Ah ok .. that provides even more insight than my little script, thanks!

justleen
April 2nd, 2008, 12:49 PM
yea that is what i've come to realize as well, any prog that modifies permission in $HOME (which is user or root..) might break when change from user to root

if you run without X (in a "real" terminal) and do the diff of the env variables, you will see $HOME is set both to /home/leen (in mycase)
the username is diffent though. So yea, any modifcation in $HOME done by root, will be done in /home/leen

solution: sudo su :)


this does bring to mind: the usefullnes of sudo as "safety feature"

rm -rf / as root is bad..
sudo rm -rf / is just as bad..

if you know my useraccount + passwd, you got root rights (sudo passwd root).. why would that be safer then no sudo and seperate root account (plus a wheel group for admins rights..)?

cdenley
April 2nd, 2008, 02:15 PM
cdenley@ubuntu:~$ sudo ./home.sh
/home/cdenley
/home/cdenley
root
cdenley@ubuntu:~$ sudo -H ./home.sh
/root
/root
root

justleen
April 2nd, 2008, 02:58 PM
Ahhhhh Cheers for that cdenley!

(the man page actually states this quite obviously.. Dough!)

bodhi.zazen
April 2nd, 2008, 03:02 PM
You all seem on the correct track. The difference is not root (admin) access per se, but the environmental variables.

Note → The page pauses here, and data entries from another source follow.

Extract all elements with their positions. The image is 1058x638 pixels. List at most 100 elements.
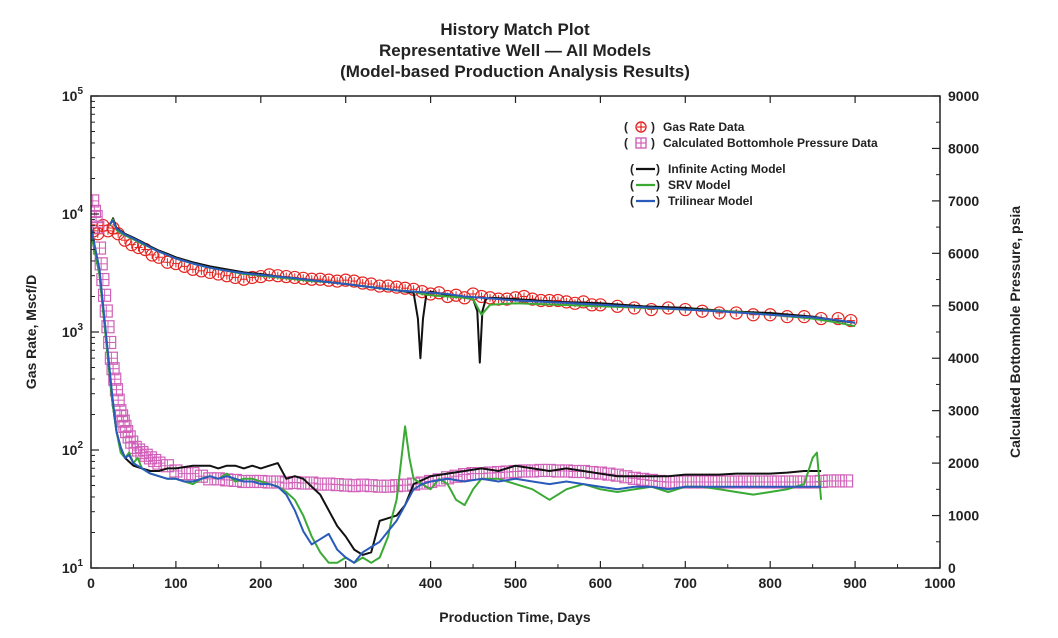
circle-plus-marker-icon <box>635 121 647 133</box>
legend-label-srv: SRV Model <box>668 178 730 192</box>
x-tick-label: 1000 <box>924 575 955 591</box>
legend-paren-open: ( <box>630 162 634 176</box>
gas-rate-data-point <box>160 255 175 269</box>
calculated-bottomhole-pressure-data-point <box>131 443 146 457</box>
gas-rate-data-point <box>322 273 336 287</box>
calculated-bottomhole-pressure-data-point <box>125 435 139 449</box>
y-right-tick-label: 5000 <box>948 298 979 314</box>
x-tick-label: 900 <box>843 575 867 591</box>
x-tick-label: 500 <box>504 575 528 591</box>
legend-paren-close: ) <box>651 120 655 134</box>
legend-paren-close: ) <box>651 136 655 150</box>
calculated-bottomhole-pressure-data-point <box>390 479 404 493</box>
y-right-tick-label: 9000 <box>948 88 979 104</box>
calculated-bottomhole-pressure-data-point <box>356 478 370 492</box>
calculated-bottomhole-pressure-data-point <box>559 464 574 478</box>
series-calculated-bottomhole-pressure-data <box>91 194 854 493</box>
calculated-bottomhole-pressure-data-point <box>96 272 110 287</box>
calculated-bottomhole-pressure-data-point <box>347 479 361 493</box>
x-tick-label: 400 <box>419 575 443 591</box>
series-infinite-acting-model-bhp-line <box>91 232 822 556</box>
y-left-tick-label: 104 <box>62 204 84 222</box>
x-axis-label: Production Time, Days <box>439 609 591 625</box>
calculated-bottomhole-pressure-data-point <box>381 479 395 493</box>
calculated-bottomhole-pressure-data-point <box>169 464 183 478</box>
x-tick-label: 100 <box>164 575 188 591</box>
calculated-bottomhole-pressure-data-point <box>148 453 162 468</box>
y-left-tick-label: 103 <box>62 322 84 340</box>
legend-label-trilinear: Trilinear Model <box>668 194 753 208</box>
calculated-bottomhole-pressure-data-point <box>97 288 112 302</box>
legend-paren-open: ( <box>624 120 628 134</box>
chart-title-line-3: (Model-based Production Analysis Results… <box>340 62 690 81</box>
legend-entry-srv: ( ) SRV Model <box>630 178 730 192</box>
legend-entry-gas-rate: ( ) Gas Rate Data <box>624 120 745 134</box>
gas-rate-data-point <box>644 302 658 317</box>
y-right-tick-label: 6000 <box>948 245 979 261</box>
calculated-bottomhole-pressure-data-point <box>339 478 353 492</box>
legend: ( ) Gas Rate Data ( ) Calculated Bottomh… <box>624 120 878 208</box>
calculated-bottomhole-pressure-data-point <box>525 464 540 478</box>
calculated-bottomhole-pressure-data-point <box>330 478 344 492</box>
y-right-tick-label: 1000 <box>948 508 979 524</box>
x-tick-label: 600 <box>589 575 613 591</box>
y-left-tick-label: 105 <box>62 86 84 104</box>
legend-paren-open: ( <box>630 178 634 192</box>
chart-title-line-2: Representative Well — All Models <box>379 41 651 60</box>
y-left-axis-label: Gas Rate, Mscf/D <box>23 275 39 389</box>
calculated-bottomhole-pressure-data-point <box>653 474 667 489</box>
y-left-tick-label: 101 <box>62 558 84 576</box>
legend-paren-open: ( <box>624 136 628 150</box>
calculated-bottomhole-pressure-data-point <box>627 471 641 485</box>
calculated-bottomhole-pressure-data-point <box>160 459 175 473</box>
calculated-bottomhole-pressure-data-point <box>814 474 828 489</box>
calculated-bottomhole-pressure-data-point <box>91 204 101 218</box>
calculated-bottomhole-pressure-data-point <box>398 478 412 492</box>
calculated-bottomhole-pressure-data-point <box>636 472 650 486</box>
legend-entry-infinite-acting: ( ) Infinite Acting Model <box>630 162 786 176</box>
y-right-tick-label: 8000 <box>948 140 979 156</box>
gas-rate-data-point <box>313 272 327 286</box>
legend-paren-close: ) <box>656 194 660 208</box>
series-trilinear-model-bhp-line <box>91 226 822 564</box>
calculated-bottomhole-pressure-data-point <box>491 465 506 480</box>
series-layer <box>91 194 858 564</box>
calculated-bottomhole-pressure-data-point <box>840 474 854 488</box>
y-right-tick-label: 2000 <box>948 455 979 471</box>
series-srv-model-bhp-line <box>91 232 823 564</box>
legend-entry-trilinear: ( ) Trilinear Model <box>630 194 753 208</box>
calculated-bottomhole-pressure-data-point <box>322 477 336 491</box>
calculated-bottomhole-pressure-data-point <box>364 479 378 493</box>
gas-rate-data-point <box>330 274 344 288</box>
ticks-layer: 0 100 200 300 400 500 600 700 800 900 1000 101 102 10… <box>62 86 979 591</box>
y-right-axis-label: Calculated Bottomhole Pressure, psia <box>1007 206 1023 458</box>
legend-paren-open: ( <box>630 194 634 208</box>
chart-title-line-1: History Match Plot <box>440 20 590 39</box>
x-tick-label: 200 <box>249 575 273 591</box>
calculated-bottomhole-pressure-data-point <box>128 440 142 454</box>
x-tick-label: 300 <box>334 575 358 591</box>
calculated-bottomhole-pressure-data-point <box>99 304 113 318</box>
x-tick-label: 0 <box>87 575 95 591</box>
calculated-bottomhole-pressure-data-point <box>152 456 166 470</box>
legend-paren-close: ) <box>656 178 660 192</box>
legend-label-gas-rate: Gas Rate Data <box>663 120 745 134</box>
gas-rate-data-point <box>712 306 726 320</box>
gas-rate-data-point <box>508 291 523 305</box>
legend-entry-bhp-data: ( ) Calculated Bottomhole Pressure Data <box>624 136 878 150</box>
series-gas-rate-data <box>91 218 858 328</box>
x-tick-label: 800 <box>759 575 783 591</box>
y-right-tick-label: 7000 <box>948 193 979 209</box>
legend-label-bhp-data: Calculated Bottomhole Pressure Data <box>663 136 878 150</box>
series-trilinear-model-line <box>108 219 856 324</box>
plot-frame <box>90 95 941 569</box>
x-tick-label: 700 <box>674 575 698 591</box>
legend-label-infinite-acting: Infinite Acting Model <box>668 162 786 176</box>
y-right-tick-label: 0 <box>948 560 956 576</box>
y-right-tick-label: 4000 <box>948 350 979 366</box>
legend-paren-close: ) <box>656 162 660 176</box>
y-left-tick-label: 102 <box>62 440 84 458</box>
calculated-bottomhole-pressure-data-point <box>186 467 200 481</box>
y-right-tick-label: 3000 <box>948 403 979 419</box>
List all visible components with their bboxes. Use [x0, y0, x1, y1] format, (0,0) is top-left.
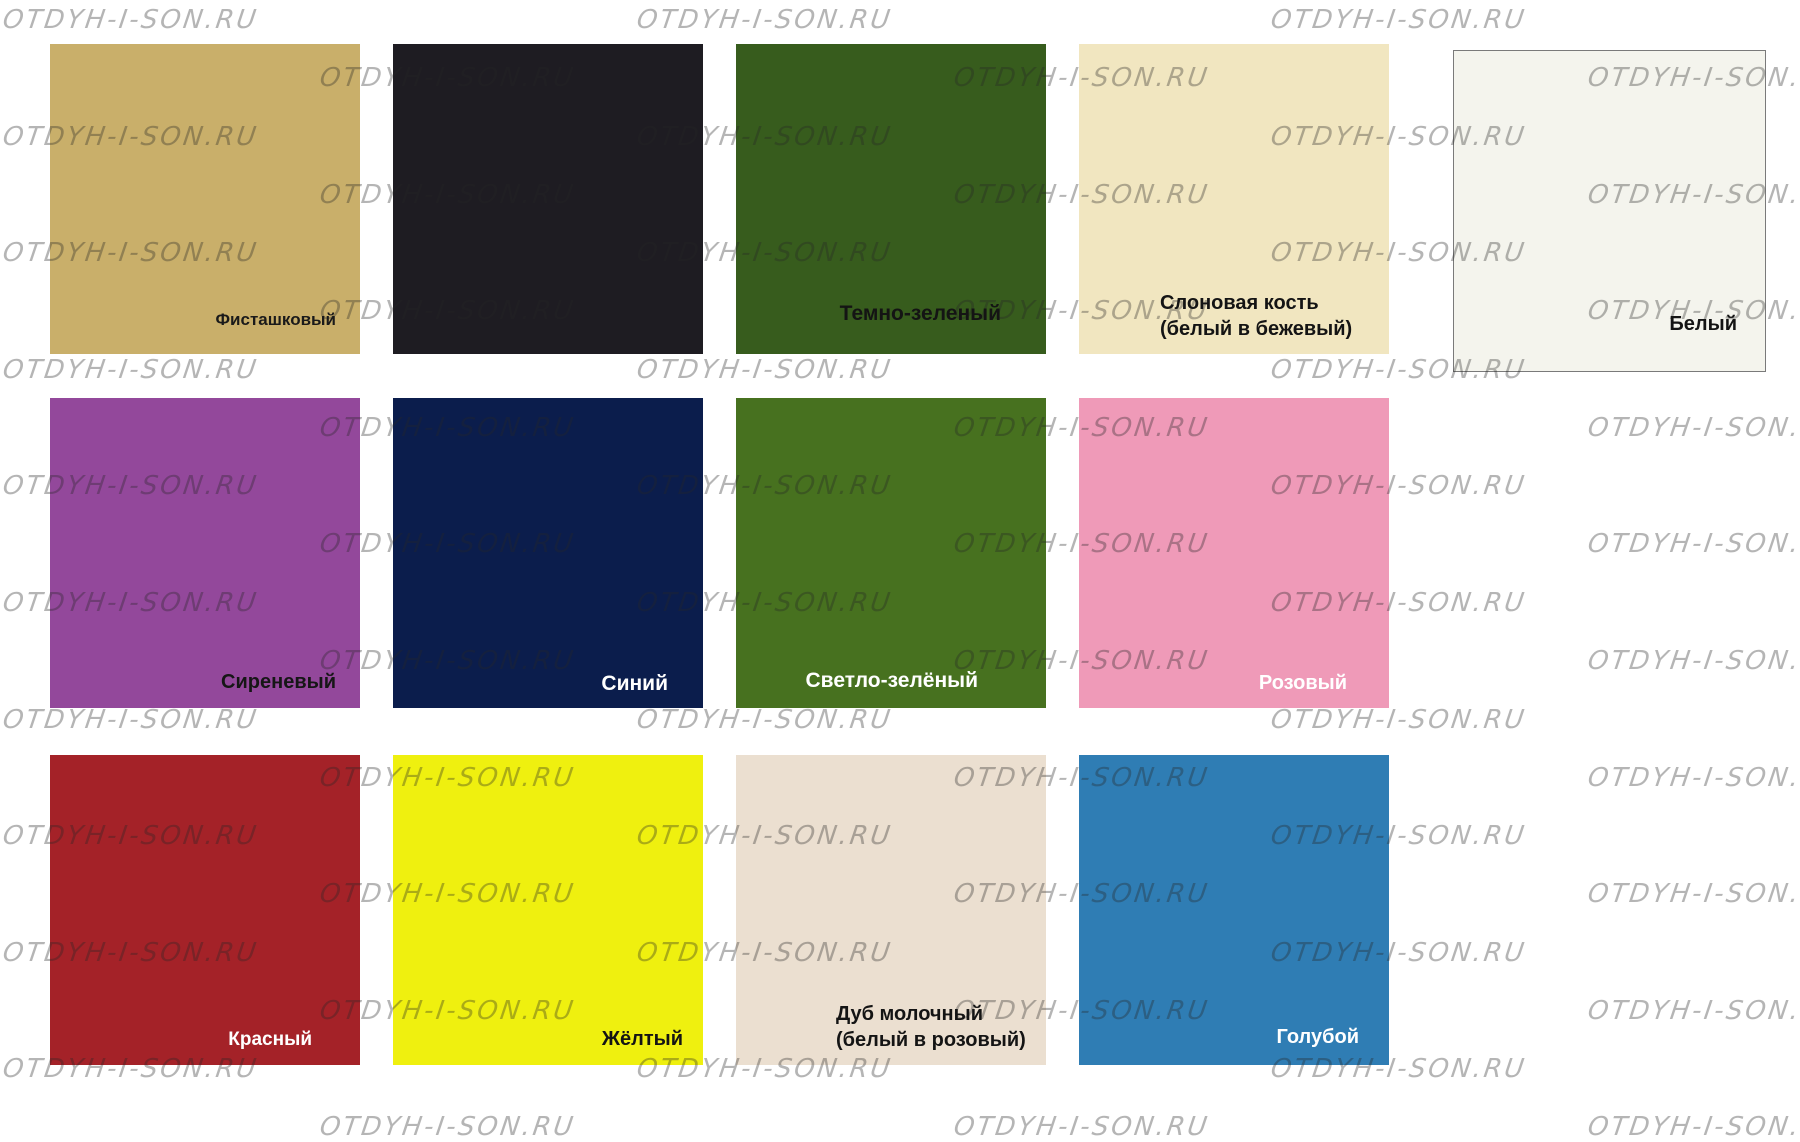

Look at the difference between sudo -s and sudo -i.

Both give you root. sudo -s uses your User (Bash) Environmental Variables, such as $HOME and alises (anythig in ~/.bashrc). sudo -i uses root's Environmental Variables (/root/.bashrc for example). gksu / kdesu is similar to sudo -i.

BUT, in addition, gksu / kdesu give access to X. You can of course access X via sudo, but you may need to configure sudo options if you have problems. (This has to do with security of X and limiting access prevents key loggers for example).

If you use sudo to access X applications you may need to add this option at the end of the "Defaults" line in /etc/sudoers (edit with sudo visudo) :


env_reset,env_keep+="DISPLAY HOME XAUTHORIZATION"

So, gksu / kdesu give:
1. Root access.
2. Root's environmental variables.
3. Access to X (in a more sane and secure way).